La bientraitance

La bientraitance

Intimement dépendante de nos valeurs, il existe autant de définition de la bientraitance que d’êtres humains !

Si nous ajoutons à ces éléments la dimension temporelle (ce qui est « bientraitant » à un moment donné pour une personne ne le sera plus nécessairement dans le futur), nous pouvons affirmer avec certitude que la bientraitance doit être continuellement réinventée.

Un professionnel ne peut pas se déclarer bientraitant.

Le faire, c’est ne pas l’être ! Parce que la bientraitance ne se résume pas à une série de « bonnes pratiques » à respecter ni à l’évitement de situations de maltraitance… Parce qu’il n’existe pas de théorie unanime et absolue de la bientraitance. Parce que la bientraitance ne peut être qu’un objectif de qualité que l’on se donne, mais que l’on atteint jamais, un chantier permanent.

La bientraitance ne peut pas être définie universellement

Elle touche tout à la fois à la dimension personnelle, à la dimension relationnelle et à la dimension environnementale de l’être humain. Autrement dit, elle dépend de l’attitude et de l’acceptation - ou non - de sa situation de dépendance par la personne, des échanges et de la relation qui se créent entre elle et le personnel accompagnant (considération, compréhension, cohérence et fiabilité, motivation et engagement), de l’organisation et du fonctionnement institutionnel. 

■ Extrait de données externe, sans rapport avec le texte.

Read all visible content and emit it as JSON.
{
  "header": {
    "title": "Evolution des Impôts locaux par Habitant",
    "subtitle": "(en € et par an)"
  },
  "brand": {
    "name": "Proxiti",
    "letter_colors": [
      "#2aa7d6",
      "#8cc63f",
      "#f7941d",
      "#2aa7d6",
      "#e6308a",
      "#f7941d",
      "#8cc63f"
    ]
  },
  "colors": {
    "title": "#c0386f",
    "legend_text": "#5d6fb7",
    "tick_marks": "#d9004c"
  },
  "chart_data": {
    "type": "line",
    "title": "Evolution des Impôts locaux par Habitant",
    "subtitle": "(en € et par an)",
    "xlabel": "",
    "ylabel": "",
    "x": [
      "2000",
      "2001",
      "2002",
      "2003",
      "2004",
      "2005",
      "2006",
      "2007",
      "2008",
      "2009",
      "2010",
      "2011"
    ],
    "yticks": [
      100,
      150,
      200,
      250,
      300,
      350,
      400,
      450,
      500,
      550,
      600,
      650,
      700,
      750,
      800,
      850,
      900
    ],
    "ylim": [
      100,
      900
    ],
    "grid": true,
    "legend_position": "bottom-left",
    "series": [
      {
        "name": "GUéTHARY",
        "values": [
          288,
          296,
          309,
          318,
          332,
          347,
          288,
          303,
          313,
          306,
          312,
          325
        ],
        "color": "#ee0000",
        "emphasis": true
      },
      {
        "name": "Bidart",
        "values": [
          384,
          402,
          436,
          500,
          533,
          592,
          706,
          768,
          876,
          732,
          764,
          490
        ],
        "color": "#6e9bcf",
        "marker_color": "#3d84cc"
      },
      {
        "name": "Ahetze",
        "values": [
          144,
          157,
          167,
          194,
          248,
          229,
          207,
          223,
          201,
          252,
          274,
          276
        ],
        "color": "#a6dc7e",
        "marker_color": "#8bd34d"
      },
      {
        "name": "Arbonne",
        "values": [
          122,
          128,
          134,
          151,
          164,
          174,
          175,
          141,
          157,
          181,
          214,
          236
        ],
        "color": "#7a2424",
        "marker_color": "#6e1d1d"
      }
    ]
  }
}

Compétence, déontologie, conscience de son action, respect de la dignité, travail d’équipe

On trouve dans la littérature spécialisée, quantité d’informations sur la bientraitance, telles que ses objectifs et ses préalables indispensables (notamment la compétence, la déontologie, la conscience de son action, le respect de la dignité, le travail d’équipe).  Retenons simplement ici que toute situation de dépendance est violente et constitue une profonde souffrance pour la personne. En ayant pleinement conscience de ce fait, en questionnant en permanence le sens de notre accompagnement, en considérant que la bientraitance n’est pas un objectif que l’on peut atteindre seul (parce que nous avons nos limites) et qu’elle nécessite la permanence de notre auto-critique sur nos pratiques, en nous situant dans une logique de respect inconditionnel de la personne, nous nous engageons sur le chemin passionnant et motivant de l’accompagnement de qualité de personnes vulnérables.